Nearly 10 months ago, I asked the Chancellor in an urgent question to bring in an arrangement to reverse the usual flow of funds from businesses to Her Majesty’s Revenue and Customs, and for the nation to pay the wages of people if—and only if—their employers committed to keep employing them. At the time, I asked for that to be done for a few weeks, but 10 months later it shows how little we knew about the virus then that we should still have in place now what became the furlough scheme. I commend the Chancellor for a crucial intervention that saved millions of jobs that would otherwise have been lost. However, having come this far, and after the investment that has been made in keeping these businesses and jobs alive in the hospitality sector, we must make sure that we get through the next few weeks, so that they can continue to thrive in the future.

The furlough scheme, the business rate holiday, the hospitality grants, the discretionary grants, the VAT cut, the bounce back loans and eat out to help out have all been deployed to help hospitality businesses. However, just as the Government did not expect that this pandemic would be with us for what will soon be well over a year, neither did hospitality businesses, many of which are small, personally run and without access to resources and cash. Yet these are the pubs, cafés and restaurants that will be at the forefront of the recovery when lockdown ends—the first to give job opportunities to young people, to give business to their suppliers and to attract people back to our city centres, high streets and villages across Britain. They will also be first to pay their taxes to the Exchequer.
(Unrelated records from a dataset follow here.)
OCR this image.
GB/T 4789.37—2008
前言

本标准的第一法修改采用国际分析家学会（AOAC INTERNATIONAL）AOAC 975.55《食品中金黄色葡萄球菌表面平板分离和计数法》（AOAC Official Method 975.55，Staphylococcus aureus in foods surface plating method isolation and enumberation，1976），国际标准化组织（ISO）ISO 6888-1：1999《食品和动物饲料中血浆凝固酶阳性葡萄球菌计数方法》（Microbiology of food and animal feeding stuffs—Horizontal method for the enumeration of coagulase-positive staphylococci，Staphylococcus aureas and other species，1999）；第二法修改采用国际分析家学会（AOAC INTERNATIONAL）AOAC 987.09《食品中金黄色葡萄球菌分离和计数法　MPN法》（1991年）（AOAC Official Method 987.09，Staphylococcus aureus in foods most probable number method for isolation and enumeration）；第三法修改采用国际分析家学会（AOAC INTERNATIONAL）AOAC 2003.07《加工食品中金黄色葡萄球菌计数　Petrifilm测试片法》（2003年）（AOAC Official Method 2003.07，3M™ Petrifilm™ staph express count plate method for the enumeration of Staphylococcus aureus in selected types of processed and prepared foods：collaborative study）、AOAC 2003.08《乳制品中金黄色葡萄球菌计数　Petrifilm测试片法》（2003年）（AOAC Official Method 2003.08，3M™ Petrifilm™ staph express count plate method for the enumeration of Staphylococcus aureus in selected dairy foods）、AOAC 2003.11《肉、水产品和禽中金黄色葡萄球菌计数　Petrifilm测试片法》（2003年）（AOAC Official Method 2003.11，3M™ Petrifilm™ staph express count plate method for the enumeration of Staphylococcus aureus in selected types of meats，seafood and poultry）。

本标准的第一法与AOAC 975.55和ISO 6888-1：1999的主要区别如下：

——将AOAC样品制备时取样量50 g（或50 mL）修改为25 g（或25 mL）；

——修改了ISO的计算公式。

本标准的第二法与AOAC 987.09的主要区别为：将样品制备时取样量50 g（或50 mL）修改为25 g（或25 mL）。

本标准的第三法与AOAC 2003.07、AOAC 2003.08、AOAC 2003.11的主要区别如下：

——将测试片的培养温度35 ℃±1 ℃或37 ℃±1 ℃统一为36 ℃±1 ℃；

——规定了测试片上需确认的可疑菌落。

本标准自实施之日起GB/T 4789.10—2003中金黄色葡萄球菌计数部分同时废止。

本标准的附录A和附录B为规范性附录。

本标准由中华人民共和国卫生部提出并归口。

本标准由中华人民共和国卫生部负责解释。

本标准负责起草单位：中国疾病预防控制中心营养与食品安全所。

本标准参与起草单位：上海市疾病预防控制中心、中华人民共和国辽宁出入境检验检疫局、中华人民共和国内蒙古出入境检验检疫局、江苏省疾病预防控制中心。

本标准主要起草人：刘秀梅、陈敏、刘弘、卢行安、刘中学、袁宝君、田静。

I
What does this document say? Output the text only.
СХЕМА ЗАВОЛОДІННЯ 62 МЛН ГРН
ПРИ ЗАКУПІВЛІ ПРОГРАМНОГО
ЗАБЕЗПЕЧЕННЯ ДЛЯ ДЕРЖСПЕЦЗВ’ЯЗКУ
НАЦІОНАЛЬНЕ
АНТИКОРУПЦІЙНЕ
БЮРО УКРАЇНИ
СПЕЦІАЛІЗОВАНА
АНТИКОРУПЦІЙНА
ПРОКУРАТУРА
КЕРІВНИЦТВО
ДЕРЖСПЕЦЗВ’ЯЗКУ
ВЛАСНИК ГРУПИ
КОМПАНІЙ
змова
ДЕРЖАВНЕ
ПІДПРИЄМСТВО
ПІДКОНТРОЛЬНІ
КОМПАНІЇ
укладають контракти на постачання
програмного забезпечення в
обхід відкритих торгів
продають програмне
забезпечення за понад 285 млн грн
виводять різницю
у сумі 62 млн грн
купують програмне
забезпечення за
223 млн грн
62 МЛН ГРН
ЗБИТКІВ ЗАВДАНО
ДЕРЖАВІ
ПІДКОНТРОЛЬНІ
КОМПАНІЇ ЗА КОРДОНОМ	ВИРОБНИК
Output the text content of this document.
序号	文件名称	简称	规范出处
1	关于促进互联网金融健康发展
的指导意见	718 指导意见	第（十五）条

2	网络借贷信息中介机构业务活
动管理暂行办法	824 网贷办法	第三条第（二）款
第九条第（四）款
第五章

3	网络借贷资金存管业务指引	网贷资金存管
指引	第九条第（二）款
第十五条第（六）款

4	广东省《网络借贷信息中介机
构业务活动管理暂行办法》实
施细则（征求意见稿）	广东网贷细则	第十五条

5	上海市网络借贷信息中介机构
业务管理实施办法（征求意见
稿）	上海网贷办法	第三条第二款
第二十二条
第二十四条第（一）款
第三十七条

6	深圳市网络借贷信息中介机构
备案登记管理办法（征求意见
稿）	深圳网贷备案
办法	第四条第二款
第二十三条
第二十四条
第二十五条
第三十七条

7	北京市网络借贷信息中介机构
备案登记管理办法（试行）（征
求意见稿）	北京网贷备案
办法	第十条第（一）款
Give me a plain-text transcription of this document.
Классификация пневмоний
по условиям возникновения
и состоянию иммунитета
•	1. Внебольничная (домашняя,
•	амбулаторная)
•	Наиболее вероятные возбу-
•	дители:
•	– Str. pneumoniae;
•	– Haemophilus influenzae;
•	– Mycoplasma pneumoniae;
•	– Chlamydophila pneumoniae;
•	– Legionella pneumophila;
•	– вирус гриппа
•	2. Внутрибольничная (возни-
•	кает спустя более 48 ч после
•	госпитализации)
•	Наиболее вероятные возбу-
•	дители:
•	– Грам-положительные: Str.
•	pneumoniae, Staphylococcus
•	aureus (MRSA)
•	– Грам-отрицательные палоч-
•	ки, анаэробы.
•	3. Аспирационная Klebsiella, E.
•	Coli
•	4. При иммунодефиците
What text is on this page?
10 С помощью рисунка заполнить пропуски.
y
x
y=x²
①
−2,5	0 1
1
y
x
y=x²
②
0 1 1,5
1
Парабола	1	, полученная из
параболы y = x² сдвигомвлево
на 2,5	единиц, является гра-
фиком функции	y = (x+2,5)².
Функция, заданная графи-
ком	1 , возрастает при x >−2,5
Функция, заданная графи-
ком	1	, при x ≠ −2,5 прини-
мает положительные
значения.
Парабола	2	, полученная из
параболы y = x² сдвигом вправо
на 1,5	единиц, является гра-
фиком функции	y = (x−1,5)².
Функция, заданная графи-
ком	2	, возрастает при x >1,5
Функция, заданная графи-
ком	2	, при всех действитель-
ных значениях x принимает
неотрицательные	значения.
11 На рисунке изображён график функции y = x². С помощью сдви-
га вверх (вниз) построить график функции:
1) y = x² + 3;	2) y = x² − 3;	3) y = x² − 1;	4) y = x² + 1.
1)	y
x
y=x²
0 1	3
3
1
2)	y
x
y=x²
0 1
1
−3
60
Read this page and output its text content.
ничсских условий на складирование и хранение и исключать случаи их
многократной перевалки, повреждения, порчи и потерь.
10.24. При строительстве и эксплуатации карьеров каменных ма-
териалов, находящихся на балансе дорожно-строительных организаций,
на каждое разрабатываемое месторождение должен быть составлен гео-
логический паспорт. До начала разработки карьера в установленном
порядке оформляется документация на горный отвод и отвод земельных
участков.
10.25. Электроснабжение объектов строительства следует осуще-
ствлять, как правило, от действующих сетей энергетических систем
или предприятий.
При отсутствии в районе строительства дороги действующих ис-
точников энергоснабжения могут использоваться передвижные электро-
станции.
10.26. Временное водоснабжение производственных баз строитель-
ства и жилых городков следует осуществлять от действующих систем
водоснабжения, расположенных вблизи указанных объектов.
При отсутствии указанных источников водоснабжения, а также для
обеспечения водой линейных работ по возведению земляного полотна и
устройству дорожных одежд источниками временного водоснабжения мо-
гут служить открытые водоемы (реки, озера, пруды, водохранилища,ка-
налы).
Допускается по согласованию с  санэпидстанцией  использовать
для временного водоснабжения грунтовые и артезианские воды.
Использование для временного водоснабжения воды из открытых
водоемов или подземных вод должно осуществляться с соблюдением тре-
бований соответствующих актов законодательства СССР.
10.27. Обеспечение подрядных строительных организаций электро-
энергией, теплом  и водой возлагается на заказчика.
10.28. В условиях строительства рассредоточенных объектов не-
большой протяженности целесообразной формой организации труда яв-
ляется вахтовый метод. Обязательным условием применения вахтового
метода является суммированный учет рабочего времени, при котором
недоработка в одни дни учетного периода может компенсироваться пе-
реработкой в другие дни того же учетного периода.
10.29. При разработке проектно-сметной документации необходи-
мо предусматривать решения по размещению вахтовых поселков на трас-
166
Last Friday, I met—virtually—several of the people who run hospitality venues in Tunbridge Wells and in Tonbridge and Malling, in a meeting arranged jointly with my hon. Friend the Member for Tonbridge and Malling (Tom Tugendhat). In a survey of 36 local hospitality businesses, they established that in the year before the pandemic they had collectively paid £4.4 million in VAT and pay-as-you-earn, and that the value of grants and furlough payments to date that have been paid to them is around £3 million. So whatever the precise figures, the point is that these businesses pay their way, and if they manage to survive they will thrive in the future and help to repay the sums that have been set aside during these last few months.

The requests of the businesspeople I met are straightforward, to make sure that they can get through the next few weeks. They ask for the Government to reconsider the requirement to pay national insurance on furloughed employees, given that, at the moment, zero revenue is coming in; to extend the business rates holiday and VAT cut, to reflect the fact that the closure of businesses has been for much longer than was expected; and to extend the terms of the loan scheme, so that these businesses can finance themselves for these crucial few months and so that, at the end of that time, everyone in this Chamber can join together and look back at a pandemic that is over, raising a drink and celebrating the success of continuing businesses.